Mayo “nays”: The Supreme Court says no to patenting laws of nature

On March 20, 2012, the U.S. Supreme Court handed down its decision in Mayo Collaborative Services, et al v. Prometheus Laboratories, Inc (“Mayo”) and ended an eight-year legal battle over patents covering processes for determining patient-specific dosing for a thiopurine drug to treat autoimmune diseases.  In a unanimous decision, the Court held that the claimed processes are not patent-eligible subject matter under 35 U.S.C. §101 of the U.S. patent laws, and overturned the decision of the Court of Appeals for the Federal Circuit.
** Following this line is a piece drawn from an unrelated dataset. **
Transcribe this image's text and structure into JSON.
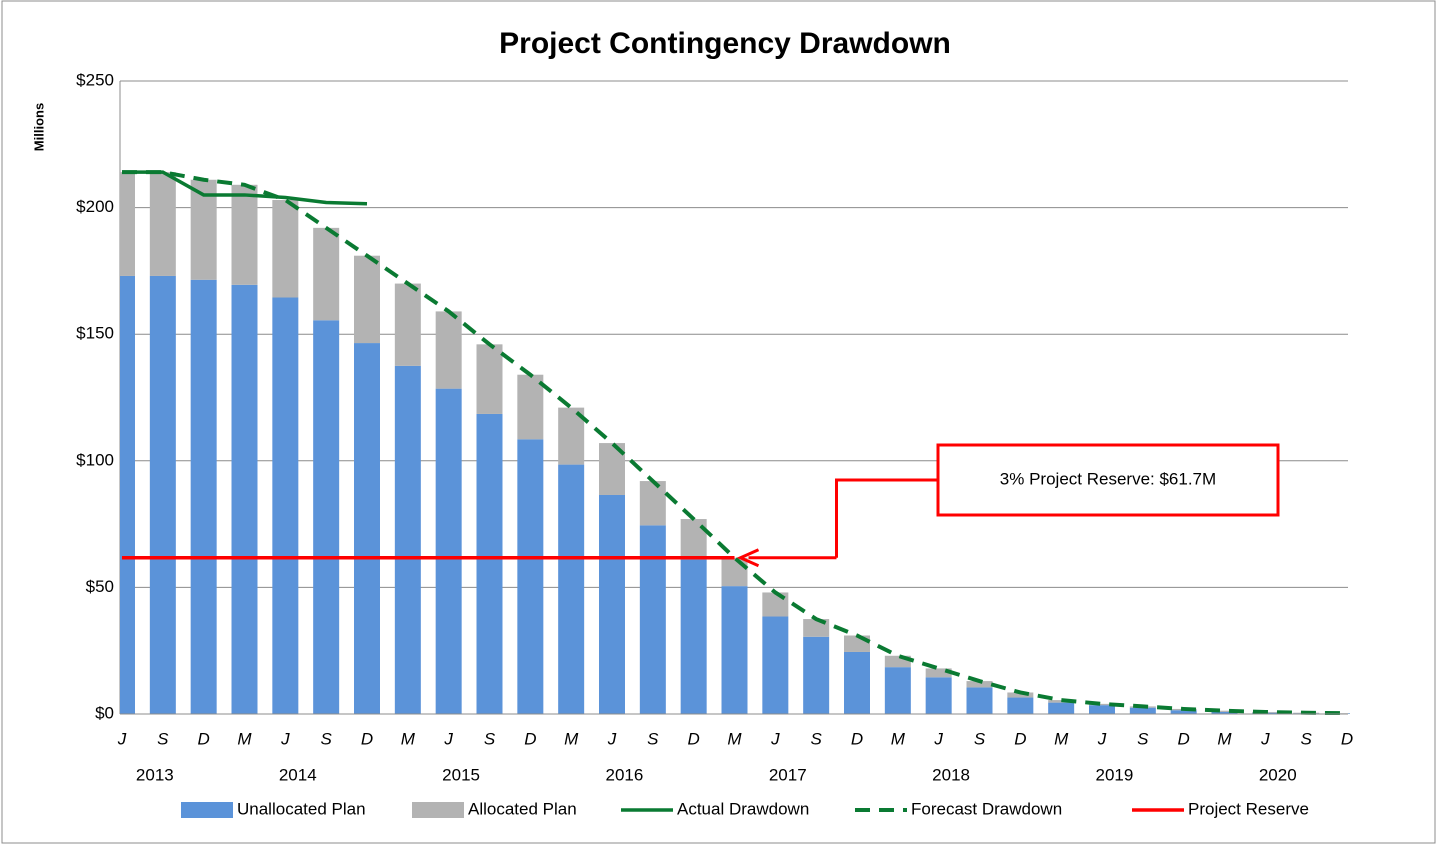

The Supreme Court decision in Mayo established that the machine-or-transformation test is not the definitive test for determining the patent-eligibility of process claims, including process claims that embody laws of nature or natural phenomena.  In its analysis, the Court determined considered whether the claims were drawn to patent eligible subject matter as provided under 35 U.S.C. §101 of the U.S. patent laws, or patent ineligible subject matter excepted from §101.  The Court held that the process claims were essentially drawn to the laws of nature themselves and thus fell into the laws-of-nature exception to §101.  The process claims did not cover patent-eligible processes of applying certain laws of nature.  This decision has clear implications for the biotechnology industry that go beyond diagnostics and personalized medicine. As such, biotechnology companies should consider re-evaluating their patent position and adapting their patent strategies in view of Mayo.